Perhaps the first question is “why didn’t she close the deal?” It has become standard fodder on the talk circuit in recent weeks for the chattering class to ask rhetorically “he could have finished her in New Hampshire but couldn’t close the deal, he could have finished her on super Tuesday but couldn’t put her away, he could have finished her in Ohio but didn’t, and now Pennsylvania. Why can’t he seal the deal?” The problem with this critique is that it assumes that he has been the front-runner all this time. In fact he was not. She was still the odd-on-favorite through New Hampshire and everyone—including the Clinton camp—had assumed that Barack would meet his Waterloo on Super Tuesday. The more compelling question was—and still is—why didn’t she put him away? Why couldn’t Hillary seal the deal?
To answer that question one must go back once again to the Michigan results. Uncontested Hillary got only 55% of the vote. Obama, by becoming the voice of the other half of the party, quickly reached parity and so began a long struggle between two almost evenly matched forces within the party over who will be its champion.
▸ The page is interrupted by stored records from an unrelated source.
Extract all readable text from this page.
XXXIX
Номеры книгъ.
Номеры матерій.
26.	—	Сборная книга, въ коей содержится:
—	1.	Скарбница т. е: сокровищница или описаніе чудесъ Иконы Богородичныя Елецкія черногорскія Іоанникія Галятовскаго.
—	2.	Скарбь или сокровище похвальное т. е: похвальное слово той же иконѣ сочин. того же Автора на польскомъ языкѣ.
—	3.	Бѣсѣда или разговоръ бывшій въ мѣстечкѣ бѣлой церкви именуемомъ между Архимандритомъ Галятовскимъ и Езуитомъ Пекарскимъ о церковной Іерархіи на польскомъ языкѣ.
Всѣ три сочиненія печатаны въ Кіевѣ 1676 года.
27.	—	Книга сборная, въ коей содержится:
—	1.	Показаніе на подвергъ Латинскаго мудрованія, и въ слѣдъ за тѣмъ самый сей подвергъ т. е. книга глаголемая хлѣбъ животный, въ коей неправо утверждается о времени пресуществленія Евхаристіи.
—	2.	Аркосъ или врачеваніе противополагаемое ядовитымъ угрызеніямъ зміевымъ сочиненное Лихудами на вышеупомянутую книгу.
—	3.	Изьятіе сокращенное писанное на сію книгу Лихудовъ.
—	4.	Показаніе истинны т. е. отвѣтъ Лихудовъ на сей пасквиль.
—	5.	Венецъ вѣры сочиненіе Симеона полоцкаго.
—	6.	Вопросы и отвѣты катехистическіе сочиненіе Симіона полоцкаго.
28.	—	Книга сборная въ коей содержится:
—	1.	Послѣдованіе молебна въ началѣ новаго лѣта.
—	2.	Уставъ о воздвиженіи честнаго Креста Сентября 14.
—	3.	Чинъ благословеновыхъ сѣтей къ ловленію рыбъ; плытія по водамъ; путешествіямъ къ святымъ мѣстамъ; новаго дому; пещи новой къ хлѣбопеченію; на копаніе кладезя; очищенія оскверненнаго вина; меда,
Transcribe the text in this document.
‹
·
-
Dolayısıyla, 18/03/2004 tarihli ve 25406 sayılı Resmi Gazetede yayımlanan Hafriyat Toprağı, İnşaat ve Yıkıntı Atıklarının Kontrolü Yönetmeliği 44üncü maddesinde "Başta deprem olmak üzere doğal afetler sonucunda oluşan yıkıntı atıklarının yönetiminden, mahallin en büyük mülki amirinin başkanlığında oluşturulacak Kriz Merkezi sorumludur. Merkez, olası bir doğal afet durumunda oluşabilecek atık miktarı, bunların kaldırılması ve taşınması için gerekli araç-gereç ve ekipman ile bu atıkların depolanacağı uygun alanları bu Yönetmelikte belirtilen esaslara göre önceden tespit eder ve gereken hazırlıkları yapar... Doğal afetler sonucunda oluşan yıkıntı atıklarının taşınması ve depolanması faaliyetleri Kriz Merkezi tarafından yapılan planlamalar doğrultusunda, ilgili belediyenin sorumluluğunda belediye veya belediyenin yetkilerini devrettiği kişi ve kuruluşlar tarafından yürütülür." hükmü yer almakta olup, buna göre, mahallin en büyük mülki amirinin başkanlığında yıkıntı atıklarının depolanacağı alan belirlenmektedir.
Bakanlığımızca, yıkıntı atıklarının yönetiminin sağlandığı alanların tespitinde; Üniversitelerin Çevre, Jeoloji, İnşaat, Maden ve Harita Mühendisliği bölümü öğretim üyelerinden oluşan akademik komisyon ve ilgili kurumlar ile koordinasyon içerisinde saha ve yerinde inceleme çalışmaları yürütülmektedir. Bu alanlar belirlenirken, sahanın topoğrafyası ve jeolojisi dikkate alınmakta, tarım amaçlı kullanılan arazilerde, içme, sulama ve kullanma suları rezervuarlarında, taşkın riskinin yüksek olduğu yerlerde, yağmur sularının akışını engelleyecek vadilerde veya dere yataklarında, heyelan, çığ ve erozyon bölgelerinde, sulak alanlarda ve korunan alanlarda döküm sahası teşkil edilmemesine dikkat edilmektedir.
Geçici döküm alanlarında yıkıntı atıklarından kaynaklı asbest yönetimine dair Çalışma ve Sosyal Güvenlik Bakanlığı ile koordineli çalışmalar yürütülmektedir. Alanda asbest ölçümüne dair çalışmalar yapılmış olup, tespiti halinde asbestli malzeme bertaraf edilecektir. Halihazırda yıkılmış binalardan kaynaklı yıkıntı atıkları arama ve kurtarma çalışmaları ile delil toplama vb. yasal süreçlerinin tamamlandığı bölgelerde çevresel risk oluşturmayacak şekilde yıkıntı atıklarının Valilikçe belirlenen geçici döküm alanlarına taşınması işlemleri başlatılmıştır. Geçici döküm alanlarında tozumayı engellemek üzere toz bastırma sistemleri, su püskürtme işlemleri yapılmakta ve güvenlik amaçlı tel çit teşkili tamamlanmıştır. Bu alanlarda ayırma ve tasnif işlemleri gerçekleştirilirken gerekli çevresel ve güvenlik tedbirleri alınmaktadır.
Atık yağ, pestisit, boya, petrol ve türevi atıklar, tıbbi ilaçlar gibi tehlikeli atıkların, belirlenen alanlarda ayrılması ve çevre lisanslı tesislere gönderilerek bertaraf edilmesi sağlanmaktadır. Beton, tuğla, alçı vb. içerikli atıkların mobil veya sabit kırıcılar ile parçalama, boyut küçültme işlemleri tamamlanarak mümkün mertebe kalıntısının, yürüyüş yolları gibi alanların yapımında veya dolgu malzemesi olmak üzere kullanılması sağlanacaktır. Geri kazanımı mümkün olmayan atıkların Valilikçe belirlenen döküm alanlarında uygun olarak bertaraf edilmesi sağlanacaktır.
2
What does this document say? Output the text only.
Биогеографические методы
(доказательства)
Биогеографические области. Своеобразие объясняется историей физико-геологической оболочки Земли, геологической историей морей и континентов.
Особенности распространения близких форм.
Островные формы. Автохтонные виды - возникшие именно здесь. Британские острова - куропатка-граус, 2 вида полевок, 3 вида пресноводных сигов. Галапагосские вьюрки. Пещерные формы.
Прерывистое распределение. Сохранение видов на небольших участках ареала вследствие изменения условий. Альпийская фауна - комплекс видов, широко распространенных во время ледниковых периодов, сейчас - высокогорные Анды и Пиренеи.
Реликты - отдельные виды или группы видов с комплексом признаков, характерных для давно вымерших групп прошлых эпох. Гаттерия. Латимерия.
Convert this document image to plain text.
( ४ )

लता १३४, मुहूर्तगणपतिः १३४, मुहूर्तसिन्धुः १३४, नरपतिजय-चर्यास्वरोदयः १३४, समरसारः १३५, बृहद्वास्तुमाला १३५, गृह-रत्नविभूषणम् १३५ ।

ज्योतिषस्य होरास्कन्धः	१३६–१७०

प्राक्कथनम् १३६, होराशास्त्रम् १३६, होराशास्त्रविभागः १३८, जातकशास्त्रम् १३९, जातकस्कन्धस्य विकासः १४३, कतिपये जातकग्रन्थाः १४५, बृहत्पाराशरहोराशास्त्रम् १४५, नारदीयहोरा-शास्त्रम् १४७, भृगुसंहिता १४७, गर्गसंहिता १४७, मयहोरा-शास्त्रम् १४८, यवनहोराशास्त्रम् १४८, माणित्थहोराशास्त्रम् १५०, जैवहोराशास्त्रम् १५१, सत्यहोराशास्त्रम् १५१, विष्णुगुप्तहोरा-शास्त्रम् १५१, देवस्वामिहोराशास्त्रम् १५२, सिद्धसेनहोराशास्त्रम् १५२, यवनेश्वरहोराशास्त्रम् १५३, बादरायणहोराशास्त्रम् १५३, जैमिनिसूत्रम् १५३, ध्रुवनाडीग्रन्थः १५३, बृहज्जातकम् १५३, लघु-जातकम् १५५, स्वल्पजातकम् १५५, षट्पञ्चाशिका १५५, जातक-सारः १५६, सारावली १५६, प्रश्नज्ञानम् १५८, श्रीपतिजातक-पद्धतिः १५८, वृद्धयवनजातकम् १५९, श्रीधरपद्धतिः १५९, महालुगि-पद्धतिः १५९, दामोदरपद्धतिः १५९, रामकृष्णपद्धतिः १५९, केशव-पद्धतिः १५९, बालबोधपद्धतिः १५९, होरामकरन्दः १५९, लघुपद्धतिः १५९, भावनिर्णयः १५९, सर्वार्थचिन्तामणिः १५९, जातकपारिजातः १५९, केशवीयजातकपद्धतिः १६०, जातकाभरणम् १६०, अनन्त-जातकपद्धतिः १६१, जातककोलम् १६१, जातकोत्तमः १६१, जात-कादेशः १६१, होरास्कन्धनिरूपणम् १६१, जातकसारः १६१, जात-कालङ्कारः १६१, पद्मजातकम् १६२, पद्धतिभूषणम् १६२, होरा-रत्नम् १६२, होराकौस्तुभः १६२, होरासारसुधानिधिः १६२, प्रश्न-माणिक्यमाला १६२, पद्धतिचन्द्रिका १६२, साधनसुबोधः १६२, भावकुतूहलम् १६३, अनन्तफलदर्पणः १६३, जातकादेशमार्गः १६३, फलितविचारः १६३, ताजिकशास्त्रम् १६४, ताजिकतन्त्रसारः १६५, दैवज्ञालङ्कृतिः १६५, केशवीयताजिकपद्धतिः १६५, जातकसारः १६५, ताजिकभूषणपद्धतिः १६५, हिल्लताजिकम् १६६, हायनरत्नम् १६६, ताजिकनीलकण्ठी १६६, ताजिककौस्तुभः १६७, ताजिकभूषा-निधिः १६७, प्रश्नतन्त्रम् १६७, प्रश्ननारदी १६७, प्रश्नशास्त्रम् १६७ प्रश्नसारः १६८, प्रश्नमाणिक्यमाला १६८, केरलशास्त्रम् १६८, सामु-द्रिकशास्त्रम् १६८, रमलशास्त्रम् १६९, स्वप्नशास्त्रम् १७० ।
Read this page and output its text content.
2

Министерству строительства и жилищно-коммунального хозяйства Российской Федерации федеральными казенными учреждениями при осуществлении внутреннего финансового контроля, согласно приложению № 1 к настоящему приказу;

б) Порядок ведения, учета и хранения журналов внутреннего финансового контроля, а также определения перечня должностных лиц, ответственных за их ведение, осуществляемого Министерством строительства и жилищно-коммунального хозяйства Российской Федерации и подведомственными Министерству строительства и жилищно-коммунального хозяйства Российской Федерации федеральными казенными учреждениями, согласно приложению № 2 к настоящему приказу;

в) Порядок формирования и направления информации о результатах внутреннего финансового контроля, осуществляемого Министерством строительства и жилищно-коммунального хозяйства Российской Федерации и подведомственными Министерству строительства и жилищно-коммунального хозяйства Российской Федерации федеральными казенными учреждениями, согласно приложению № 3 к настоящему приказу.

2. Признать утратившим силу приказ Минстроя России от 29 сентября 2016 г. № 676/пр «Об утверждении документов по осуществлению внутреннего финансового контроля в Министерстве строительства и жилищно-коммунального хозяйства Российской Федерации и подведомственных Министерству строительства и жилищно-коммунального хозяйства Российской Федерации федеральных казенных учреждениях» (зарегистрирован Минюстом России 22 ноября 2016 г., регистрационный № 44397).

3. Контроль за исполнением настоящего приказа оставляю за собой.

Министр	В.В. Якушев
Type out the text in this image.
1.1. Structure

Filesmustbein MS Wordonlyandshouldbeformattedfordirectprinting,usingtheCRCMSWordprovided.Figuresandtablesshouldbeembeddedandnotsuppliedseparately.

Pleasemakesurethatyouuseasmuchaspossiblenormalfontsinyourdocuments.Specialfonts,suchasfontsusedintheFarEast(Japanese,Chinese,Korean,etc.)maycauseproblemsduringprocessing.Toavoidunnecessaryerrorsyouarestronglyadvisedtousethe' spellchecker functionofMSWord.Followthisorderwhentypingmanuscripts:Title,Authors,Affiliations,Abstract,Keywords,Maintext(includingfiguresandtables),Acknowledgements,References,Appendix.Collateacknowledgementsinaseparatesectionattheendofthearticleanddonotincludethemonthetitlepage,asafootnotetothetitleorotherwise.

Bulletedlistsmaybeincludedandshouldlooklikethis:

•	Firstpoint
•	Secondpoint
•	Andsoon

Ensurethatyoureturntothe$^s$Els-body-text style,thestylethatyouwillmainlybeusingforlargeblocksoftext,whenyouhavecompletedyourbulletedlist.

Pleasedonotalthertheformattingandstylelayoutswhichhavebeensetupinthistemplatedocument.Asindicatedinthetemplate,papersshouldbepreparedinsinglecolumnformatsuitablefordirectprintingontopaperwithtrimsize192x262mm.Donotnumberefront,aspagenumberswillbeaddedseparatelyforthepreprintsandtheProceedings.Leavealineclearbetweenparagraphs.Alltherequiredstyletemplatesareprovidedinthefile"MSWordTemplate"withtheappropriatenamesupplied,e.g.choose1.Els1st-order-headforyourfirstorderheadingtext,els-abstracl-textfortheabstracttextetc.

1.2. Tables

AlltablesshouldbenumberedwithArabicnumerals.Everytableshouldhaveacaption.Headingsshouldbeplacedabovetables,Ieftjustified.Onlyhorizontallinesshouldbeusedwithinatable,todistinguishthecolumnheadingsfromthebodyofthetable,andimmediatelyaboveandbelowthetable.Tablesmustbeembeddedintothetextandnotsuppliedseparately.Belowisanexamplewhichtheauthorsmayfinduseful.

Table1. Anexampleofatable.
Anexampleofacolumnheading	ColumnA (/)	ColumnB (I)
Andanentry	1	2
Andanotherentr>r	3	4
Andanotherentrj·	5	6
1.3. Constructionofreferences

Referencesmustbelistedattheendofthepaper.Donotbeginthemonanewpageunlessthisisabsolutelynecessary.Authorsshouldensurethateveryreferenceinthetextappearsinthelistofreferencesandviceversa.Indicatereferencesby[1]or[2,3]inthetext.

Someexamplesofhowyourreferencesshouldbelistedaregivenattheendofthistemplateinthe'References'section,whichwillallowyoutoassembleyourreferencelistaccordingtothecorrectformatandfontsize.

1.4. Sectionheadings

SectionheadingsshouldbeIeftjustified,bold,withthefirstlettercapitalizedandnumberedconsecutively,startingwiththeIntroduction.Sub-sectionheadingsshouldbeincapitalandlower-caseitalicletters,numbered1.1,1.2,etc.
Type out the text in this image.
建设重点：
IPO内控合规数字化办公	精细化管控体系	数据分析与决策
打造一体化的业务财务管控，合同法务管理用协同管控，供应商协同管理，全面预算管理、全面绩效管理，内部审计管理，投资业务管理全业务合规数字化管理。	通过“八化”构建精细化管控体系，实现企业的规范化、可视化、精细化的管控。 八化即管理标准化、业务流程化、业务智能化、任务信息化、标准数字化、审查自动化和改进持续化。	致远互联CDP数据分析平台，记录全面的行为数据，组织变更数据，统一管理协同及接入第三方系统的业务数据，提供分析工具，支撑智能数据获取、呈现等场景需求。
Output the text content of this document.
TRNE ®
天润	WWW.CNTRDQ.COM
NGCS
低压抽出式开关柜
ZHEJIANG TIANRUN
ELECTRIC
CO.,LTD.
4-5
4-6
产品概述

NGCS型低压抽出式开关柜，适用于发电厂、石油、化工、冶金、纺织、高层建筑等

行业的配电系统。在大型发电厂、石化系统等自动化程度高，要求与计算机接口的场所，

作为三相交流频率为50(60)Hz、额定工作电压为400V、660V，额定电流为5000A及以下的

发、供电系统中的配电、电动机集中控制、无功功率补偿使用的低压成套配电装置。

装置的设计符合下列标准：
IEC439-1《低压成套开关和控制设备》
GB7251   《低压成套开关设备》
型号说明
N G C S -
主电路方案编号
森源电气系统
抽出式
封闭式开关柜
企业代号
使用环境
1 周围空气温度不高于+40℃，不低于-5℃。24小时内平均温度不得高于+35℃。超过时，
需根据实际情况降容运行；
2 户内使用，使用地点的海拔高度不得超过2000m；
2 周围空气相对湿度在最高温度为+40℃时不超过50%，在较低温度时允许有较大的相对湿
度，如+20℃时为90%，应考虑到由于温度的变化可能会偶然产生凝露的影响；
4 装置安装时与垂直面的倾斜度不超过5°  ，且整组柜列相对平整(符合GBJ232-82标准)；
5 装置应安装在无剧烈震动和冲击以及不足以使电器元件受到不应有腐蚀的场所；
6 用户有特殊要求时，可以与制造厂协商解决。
Perhaps the best boxing metaphor is the Ali-Frazier trilogy. Here were two of the greatest heavyweight champions in the history of the sport, each possessing extraordinary power and boxing skill who were, nevertheless, locked in long and brutal contests to decide who would be champion. “The closest I’ve ever come to death”, said Ali after the “Thrilla in Manila”. So it was. Finally, at the end of this rubber-match to decide for all-time who was best, it came down to Joe Frazier finally not answering the bell and Ali collapsing on the ring floor. This is what we are witnessing, in my view, two very formidable political figures, each representing powerful constituencies, each equally matched and neither quite ready yet to throw in the towel. But the classic fight in Manila may be instructive in yet another way: both fighters left too much of themselves in the ring and were never thereafter the same. That is what worries the Democratic faithful at a time when neither the party nor the country can afford to lose.